Summarizing, the current regulatory status for HT within the EU context as an authorized novel food ingredient that can be added to different foods as stated in the Commission Implementing Decision [92] opens possibilities of broadening its use in other foods in the future. Obtaining HT for further uses as a food ingredient from different wastes and byproducts represents a straightforward opportunity for the revalorization of olive oil cultivars, consequently, leading to a more sustainable production.

8. Conclusions

This paper compiles scientific data on HT content in the main food sources. The average content range was as follows: olives > olive oil > wines. The dietary intake in the EU population was estimated based on dietary surveys and updated with current compositional data available in the scientific literature. Greece, Spain, Denmark, Cyprus, and Italy rank as having the largest intake in adult populations. Olives and wine are the main dietary contributors to HT intake in EU. Additionally, the contribution of olive oil to HT dietary intake is relevant in Mediterranean countries (Italy, Spain, Greece, and Cyprus).

Considering HT is present only in food characteristic of the Mediterranean diet, further epidemiological research would be needed to bring to light the role of HT in chronic diseases, other than cardiovascular.

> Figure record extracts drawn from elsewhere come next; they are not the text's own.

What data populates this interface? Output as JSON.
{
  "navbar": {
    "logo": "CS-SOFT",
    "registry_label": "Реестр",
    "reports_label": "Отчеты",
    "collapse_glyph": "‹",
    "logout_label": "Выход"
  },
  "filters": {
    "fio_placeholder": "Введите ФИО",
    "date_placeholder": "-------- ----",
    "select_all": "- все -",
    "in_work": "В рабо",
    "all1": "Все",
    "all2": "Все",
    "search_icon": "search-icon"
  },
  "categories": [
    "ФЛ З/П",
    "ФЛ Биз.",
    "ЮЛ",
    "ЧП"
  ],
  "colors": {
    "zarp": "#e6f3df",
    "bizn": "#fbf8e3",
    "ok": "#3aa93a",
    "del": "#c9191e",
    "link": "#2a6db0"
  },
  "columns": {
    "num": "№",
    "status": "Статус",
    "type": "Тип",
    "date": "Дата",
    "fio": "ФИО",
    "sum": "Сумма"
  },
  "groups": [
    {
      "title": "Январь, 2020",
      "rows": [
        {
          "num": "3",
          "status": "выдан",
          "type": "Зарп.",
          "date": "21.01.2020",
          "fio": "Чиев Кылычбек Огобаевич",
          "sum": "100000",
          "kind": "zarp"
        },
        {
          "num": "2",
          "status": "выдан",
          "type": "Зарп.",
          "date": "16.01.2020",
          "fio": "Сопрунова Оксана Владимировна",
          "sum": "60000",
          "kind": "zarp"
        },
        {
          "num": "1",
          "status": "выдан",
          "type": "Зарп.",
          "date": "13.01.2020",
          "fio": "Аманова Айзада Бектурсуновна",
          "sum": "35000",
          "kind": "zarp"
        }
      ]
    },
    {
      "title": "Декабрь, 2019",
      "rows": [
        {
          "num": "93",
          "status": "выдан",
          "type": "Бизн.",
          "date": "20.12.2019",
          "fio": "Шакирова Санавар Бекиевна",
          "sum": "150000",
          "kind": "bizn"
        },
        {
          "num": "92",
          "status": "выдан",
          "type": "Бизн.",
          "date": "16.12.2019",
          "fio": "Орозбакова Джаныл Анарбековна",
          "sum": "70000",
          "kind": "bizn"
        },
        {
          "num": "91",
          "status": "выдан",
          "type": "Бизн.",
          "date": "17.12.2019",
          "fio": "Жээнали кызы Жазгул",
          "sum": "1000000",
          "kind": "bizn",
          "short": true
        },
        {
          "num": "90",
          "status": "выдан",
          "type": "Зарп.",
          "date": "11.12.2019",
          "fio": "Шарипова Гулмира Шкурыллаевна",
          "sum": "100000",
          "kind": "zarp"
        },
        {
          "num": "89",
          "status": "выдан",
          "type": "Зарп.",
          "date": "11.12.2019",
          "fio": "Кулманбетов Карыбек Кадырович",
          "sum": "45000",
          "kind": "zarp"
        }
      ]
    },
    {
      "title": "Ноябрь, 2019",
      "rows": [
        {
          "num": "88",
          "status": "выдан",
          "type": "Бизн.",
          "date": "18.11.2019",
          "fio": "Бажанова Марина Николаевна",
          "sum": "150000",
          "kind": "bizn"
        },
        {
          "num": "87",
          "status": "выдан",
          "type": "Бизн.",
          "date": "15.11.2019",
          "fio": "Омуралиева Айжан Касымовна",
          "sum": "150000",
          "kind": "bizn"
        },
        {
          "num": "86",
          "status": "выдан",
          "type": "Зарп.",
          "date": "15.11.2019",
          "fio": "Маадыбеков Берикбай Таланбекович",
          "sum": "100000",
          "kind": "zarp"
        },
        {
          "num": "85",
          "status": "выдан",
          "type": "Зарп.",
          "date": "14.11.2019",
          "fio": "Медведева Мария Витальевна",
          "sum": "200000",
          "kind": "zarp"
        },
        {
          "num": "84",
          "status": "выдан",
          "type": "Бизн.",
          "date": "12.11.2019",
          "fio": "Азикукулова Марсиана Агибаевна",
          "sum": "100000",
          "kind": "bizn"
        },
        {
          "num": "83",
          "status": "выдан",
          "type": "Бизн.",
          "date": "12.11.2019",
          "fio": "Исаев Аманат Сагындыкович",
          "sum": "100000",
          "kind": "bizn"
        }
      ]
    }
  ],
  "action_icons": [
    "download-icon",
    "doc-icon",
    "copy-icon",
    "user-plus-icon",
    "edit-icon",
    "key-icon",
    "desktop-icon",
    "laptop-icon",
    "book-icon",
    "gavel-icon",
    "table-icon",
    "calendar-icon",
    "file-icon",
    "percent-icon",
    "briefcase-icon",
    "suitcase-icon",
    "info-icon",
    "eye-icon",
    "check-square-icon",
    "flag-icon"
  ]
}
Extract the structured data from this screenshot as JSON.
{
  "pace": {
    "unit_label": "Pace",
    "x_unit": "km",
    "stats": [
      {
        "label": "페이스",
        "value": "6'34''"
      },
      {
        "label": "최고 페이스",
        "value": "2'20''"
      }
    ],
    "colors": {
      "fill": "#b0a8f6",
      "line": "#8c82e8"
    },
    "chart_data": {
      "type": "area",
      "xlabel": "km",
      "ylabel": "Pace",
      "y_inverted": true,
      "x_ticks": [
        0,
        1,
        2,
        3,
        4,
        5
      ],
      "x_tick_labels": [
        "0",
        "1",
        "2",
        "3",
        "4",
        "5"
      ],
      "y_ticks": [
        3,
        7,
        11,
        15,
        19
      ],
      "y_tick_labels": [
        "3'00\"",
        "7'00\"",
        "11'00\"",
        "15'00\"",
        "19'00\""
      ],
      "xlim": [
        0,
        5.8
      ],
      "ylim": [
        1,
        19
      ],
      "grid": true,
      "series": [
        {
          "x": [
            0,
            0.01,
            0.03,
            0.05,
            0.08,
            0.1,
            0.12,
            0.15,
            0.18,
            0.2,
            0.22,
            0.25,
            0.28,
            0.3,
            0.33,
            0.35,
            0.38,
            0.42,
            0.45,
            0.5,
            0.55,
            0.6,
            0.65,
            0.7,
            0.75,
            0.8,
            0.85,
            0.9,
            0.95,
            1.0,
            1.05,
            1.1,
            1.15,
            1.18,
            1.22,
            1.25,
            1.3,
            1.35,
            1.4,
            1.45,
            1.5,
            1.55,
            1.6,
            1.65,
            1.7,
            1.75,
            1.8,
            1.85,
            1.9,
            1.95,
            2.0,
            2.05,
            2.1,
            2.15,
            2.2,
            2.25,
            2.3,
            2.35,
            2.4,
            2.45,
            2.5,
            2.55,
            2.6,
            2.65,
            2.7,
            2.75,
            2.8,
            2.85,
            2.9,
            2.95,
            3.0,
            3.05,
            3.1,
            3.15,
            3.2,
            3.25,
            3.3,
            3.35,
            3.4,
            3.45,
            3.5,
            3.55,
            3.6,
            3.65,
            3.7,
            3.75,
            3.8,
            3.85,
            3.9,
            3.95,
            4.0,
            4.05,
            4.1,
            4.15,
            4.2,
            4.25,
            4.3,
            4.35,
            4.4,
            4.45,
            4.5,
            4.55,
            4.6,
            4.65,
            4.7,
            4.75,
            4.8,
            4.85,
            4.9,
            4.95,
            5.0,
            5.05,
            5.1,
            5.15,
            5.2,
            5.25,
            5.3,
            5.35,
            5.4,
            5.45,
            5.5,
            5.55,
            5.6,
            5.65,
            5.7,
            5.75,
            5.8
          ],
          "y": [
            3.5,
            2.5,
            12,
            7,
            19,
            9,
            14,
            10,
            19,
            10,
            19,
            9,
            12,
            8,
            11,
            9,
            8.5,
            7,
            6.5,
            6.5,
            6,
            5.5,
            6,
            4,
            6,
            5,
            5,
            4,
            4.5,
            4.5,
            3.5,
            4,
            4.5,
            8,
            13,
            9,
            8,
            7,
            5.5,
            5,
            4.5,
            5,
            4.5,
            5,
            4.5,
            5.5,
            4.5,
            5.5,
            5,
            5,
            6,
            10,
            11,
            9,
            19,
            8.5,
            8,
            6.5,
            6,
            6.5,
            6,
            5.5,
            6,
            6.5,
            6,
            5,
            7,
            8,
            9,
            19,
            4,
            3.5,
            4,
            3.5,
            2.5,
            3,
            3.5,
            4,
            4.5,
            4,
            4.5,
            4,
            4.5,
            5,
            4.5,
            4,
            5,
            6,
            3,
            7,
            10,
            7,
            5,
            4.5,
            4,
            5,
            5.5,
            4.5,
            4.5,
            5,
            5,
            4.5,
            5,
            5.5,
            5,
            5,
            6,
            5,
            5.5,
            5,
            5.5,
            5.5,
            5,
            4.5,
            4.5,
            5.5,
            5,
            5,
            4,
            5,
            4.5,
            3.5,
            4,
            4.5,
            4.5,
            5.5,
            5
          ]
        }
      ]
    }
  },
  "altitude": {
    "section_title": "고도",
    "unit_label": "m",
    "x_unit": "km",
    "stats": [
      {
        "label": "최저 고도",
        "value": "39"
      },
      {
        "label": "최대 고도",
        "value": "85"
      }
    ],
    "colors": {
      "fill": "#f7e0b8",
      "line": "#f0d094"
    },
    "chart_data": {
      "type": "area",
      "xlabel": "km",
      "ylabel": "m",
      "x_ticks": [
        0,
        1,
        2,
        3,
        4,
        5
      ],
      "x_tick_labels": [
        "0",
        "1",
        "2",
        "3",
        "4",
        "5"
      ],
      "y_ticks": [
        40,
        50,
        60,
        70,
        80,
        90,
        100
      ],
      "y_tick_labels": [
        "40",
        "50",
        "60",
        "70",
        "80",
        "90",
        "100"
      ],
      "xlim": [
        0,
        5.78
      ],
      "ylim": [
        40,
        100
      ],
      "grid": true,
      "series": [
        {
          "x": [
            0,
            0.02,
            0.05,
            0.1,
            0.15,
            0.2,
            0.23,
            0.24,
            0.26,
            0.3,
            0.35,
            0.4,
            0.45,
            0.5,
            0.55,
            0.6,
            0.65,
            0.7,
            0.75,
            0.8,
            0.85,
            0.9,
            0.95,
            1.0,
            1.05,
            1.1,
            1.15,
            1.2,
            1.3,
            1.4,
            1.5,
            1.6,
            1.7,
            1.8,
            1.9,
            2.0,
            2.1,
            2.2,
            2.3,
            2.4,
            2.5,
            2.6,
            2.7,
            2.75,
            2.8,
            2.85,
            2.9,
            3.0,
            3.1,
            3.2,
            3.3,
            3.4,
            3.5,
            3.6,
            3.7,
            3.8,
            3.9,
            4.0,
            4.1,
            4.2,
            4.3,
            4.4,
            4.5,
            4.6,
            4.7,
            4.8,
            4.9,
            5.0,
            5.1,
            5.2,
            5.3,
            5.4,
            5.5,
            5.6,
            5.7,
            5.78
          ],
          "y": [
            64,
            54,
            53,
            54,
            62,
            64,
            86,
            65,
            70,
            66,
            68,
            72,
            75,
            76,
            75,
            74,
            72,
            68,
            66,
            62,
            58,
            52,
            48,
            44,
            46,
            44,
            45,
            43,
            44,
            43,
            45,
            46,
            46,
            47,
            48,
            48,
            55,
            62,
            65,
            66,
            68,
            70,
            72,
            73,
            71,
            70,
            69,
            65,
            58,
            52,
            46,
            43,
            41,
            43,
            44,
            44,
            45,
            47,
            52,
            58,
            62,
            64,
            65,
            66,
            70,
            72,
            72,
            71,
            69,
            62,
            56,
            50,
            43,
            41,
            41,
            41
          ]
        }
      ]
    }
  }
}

Further research is also necessary to increase the HT concentration in natural sources such as wine, by means of selecting the highest producer microorganisms and fermentation conditions. Additionally, it would be interesting to select the olive production techniques that most preserve HT concentration in the final product, avoiding its losses on the wastewater. Similarly, additional studies should be conducted to select the olive varieties and olive oil production techniques that lead to a higher HT and its precursors’ concentration. Moreover, HT obtained from waste and by-products of the olive industry can be considered a valuable source for HT as a food ingredient to be added to other foods, nutraceuticals, and food supplements, thus increasing the bioactive potential and its dietary intake. Hence, further studies should comprise the selection of efficient and environment friendly HT extraction and purification techniques.